Each shard of a sharded cluster instance consists of three nodes by default. If a node is faulty, the high availability system of ApsaraDB for MongoDB automatically triggers a primary/secondary failover to guarantee the availability of the shard. In addition, you can manually trigger a primary/secondary failover for an ApsaraDB for MongoDB instance in scenarios such as routine disaster recovery drills.
ApsaraDB for MongoDB provides addresses for you to connect to the primary node and a secondary node of a shard. The other secondary node is hidden as a backup to guarantee high availability. After you log on to the ApsaraDB for MongoDB console or call the SwitchDBInstanceHA operation to trigger a primary/secondary failover for a shard of a sharded cluster instance, ApsaraDB for MongoDB interchanges the roles of the primary and secondary nodes.
- You can trigger a primary/secondary failover only for replica set and sharded cluster instances, but not for standalone instances due to their single-node architecture.
- You can trigger a primary/secondary failover only for shards in the normal running status.
- After you trigger a primary/secondary failover for an instance, the instance may be disconnected for 30s once. We recommend that you perform this operation during off-peak hours and ensure that your applications can automatically re-establish a connection.
- Log on to the ApsaraDB for MongoDB console.
- In the upper-left corner of the page, select the resource group and the region of the target instance.
- In the left-side navigation pane, click Sharded Cluster Instances.
- Find the target instance and click its ID.
- In the Shard List area, locate the target shard and choose in the Operation column.
You can trigger a primary/secondary failover separately for each shard. The failover takes effect only for the current node and does not affect other shards of the same sharded cluster instance.

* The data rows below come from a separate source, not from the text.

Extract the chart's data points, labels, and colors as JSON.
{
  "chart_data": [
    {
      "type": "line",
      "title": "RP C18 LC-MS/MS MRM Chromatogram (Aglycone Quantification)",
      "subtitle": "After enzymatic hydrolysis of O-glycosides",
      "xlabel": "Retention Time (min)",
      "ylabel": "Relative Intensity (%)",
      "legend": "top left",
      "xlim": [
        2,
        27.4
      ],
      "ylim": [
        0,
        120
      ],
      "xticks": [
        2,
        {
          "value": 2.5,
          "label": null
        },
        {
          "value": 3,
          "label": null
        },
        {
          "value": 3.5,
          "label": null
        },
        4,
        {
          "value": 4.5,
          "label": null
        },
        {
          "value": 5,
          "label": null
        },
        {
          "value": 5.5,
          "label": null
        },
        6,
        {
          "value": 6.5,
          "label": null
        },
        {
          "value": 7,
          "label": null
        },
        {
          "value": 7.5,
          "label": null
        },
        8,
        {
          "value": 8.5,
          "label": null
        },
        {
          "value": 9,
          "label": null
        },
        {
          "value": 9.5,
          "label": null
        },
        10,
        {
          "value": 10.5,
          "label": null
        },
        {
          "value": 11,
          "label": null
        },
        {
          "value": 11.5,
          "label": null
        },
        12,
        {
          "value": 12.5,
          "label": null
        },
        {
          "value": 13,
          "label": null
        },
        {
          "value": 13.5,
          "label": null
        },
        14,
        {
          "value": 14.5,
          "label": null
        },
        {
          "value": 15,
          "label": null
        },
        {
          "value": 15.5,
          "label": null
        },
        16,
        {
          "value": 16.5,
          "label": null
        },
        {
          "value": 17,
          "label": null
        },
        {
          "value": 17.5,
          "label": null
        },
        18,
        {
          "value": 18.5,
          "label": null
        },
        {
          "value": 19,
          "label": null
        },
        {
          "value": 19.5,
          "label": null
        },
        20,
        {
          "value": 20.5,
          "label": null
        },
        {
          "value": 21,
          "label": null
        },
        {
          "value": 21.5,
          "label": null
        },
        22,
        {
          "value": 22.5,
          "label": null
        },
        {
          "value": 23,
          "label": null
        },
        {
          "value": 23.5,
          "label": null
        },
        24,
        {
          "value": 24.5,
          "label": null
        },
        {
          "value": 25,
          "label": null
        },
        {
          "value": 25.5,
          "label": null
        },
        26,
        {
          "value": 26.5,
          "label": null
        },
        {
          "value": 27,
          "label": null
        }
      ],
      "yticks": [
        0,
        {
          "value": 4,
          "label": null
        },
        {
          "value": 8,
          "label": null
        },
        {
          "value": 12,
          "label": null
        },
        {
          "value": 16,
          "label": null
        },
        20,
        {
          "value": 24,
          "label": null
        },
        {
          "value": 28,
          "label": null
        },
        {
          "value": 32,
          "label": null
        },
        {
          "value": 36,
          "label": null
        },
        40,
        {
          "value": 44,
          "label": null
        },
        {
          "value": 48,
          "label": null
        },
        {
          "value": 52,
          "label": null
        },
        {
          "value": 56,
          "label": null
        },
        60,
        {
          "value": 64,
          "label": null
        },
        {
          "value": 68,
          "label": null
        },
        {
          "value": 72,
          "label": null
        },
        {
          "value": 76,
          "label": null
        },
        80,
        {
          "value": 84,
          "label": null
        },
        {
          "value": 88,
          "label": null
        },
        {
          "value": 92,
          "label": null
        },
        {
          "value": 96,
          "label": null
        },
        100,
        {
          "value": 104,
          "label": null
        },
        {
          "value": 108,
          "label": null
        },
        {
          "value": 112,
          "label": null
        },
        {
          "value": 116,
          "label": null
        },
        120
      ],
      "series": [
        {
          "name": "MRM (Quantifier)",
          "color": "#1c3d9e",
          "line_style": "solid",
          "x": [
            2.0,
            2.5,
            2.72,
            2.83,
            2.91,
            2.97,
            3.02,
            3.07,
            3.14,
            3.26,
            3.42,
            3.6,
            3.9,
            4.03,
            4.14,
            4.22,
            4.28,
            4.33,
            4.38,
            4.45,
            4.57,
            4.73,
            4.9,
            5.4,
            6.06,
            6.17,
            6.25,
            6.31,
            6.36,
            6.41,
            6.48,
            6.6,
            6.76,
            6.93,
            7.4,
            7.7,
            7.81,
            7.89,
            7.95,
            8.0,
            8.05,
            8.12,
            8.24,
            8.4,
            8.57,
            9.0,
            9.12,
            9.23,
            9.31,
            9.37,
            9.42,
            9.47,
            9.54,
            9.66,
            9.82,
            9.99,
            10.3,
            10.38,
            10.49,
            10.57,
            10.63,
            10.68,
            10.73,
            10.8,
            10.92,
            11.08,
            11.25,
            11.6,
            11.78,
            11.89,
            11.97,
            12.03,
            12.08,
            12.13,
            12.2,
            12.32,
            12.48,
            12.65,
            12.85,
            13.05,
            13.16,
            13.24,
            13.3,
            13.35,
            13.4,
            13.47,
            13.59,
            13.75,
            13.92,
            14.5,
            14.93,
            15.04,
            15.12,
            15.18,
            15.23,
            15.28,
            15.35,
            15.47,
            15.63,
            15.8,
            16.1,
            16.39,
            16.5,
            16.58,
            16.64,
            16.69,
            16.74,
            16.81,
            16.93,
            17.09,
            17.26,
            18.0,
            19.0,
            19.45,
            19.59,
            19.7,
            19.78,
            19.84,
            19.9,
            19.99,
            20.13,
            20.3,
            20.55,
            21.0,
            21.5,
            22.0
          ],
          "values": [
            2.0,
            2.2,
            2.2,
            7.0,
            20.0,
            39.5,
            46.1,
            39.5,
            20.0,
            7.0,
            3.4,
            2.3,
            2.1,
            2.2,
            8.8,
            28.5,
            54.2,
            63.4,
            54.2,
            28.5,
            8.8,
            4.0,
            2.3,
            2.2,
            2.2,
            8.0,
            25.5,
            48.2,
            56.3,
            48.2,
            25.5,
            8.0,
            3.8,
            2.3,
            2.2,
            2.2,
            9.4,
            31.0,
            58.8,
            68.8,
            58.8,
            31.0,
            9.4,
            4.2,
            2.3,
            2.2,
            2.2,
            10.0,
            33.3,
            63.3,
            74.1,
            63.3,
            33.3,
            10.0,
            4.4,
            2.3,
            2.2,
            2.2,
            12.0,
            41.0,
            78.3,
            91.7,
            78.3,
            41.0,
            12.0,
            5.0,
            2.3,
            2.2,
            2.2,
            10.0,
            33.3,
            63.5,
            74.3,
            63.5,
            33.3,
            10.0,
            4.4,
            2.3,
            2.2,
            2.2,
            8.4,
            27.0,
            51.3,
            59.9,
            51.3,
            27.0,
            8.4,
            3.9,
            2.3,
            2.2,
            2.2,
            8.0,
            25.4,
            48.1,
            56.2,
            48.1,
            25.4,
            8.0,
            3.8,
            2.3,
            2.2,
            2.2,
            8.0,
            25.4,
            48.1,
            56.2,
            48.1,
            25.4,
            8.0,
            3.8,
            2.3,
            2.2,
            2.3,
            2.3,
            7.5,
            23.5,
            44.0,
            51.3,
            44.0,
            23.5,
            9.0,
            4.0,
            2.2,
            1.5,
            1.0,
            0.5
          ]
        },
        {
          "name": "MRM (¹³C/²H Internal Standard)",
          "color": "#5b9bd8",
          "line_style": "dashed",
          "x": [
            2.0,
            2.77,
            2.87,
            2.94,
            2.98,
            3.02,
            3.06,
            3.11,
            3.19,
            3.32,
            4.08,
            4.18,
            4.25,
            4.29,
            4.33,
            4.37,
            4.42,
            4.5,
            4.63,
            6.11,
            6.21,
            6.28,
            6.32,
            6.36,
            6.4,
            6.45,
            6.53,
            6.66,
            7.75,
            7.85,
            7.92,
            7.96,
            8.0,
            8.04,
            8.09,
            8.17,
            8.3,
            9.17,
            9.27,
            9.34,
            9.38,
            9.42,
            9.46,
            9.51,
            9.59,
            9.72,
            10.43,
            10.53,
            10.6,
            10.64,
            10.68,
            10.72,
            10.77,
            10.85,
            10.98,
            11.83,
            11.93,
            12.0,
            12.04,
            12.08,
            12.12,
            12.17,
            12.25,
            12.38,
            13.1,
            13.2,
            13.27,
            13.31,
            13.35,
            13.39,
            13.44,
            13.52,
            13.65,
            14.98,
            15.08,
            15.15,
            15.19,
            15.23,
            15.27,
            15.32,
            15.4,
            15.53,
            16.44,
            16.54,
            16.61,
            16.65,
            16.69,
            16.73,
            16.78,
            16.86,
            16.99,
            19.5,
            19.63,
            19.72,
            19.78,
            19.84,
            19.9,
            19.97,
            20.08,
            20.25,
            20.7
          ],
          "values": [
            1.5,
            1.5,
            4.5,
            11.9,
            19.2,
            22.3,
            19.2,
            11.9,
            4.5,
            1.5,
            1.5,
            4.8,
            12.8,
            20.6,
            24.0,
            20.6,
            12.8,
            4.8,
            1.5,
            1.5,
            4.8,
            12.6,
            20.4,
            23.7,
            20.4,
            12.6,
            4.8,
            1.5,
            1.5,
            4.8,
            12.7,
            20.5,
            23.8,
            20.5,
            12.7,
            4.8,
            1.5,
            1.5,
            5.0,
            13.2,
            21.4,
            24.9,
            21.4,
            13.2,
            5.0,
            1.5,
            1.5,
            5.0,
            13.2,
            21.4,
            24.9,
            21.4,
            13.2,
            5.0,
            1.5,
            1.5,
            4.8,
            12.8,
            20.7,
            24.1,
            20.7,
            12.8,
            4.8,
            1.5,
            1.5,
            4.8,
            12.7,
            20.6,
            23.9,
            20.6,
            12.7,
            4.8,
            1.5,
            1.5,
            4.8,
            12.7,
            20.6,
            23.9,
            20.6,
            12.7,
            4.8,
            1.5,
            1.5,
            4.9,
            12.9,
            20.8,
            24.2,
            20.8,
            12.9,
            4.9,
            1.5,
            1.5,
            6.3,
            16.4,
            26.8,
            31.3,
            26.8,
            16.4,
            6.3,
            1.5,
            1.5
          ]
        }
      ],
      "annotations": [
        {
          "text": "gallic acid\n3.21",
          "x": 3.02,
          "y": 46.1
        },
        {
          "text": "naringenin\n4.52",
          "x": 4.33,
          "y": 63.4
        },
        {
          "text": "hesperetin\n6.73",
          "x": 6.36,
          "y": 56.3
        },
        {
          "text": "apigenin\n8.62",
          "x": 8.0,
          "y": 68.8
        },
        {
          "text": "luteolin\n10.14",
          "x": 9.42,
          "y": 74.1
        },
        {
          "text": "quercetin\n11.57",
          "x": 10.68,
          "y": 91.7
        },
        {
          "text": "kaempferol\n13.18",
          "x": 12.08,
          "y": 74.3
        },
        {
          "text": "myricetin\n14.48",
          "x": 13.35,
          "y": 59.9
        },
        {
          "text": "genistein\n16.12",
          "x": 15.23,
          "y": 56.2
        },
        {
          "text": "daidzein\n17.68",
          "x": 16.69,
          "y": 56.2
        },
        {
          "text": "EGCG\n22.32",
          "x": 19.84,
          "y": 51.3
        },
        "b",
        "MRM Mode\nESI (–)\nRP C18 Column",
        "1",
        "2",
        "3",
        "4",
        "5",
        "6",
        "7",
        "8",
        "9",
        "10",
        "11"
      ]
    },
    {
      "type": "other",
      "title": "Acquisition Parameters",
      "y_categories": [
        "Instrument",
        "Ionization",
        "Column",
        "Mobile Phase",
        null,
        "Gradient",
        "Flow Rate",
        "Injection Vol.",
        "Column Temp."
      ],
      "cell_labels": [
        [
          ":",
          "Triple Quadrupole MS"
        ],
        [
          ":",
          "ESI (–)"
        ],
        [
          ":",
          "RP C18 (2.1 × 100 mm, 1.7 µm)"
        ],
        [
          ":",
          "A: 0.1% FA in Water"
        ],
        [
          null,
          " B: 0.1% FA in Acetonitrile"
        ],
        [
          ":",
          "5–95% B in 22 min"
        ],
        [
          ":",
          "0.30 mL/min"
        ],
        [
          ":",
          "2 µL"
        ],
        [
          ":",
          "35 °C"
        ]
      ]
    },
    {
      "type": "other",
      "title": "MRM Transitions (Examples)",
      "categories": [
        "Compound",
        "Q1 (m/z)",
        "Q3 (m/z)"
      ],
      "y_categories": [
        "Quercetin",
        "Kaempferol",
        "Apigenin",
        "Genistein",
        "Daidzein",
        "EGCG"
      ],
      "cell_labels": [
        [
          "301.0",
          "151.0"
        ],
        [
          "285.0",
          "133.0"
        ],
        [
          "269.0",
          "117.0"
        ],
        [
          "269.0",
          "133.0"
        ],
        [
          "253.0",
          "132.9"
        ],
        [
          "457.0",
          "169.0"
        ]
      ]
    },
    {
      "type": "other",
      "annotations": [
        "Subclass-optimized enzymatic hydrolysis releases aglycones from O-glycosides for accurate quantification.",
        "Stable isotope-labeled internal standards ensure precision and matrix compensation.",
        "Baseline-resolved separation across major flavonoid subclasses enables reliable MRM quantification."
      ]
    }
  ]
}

- In the Failover dialog box that appears, choose Effective At and click Submit.Note You can set Effective At to specify the time when the Failover task takes effect. The following options are supported:
- Effective Immediately: specifies that the system runs the failover task immediately.
- Effective Within Maintenance Window: specifies that the system runs the failover task within the specified maintenance period. For more information, see Specify a maintenance period.
- The instance status changes to HA Switching.The failover is successful when the instance status changes back to Running.Note The failover takes about 1 minute. You can repeat the preceding procedure to trigger a primary/secondary failover for other shards of the same sharded cluster instance as required.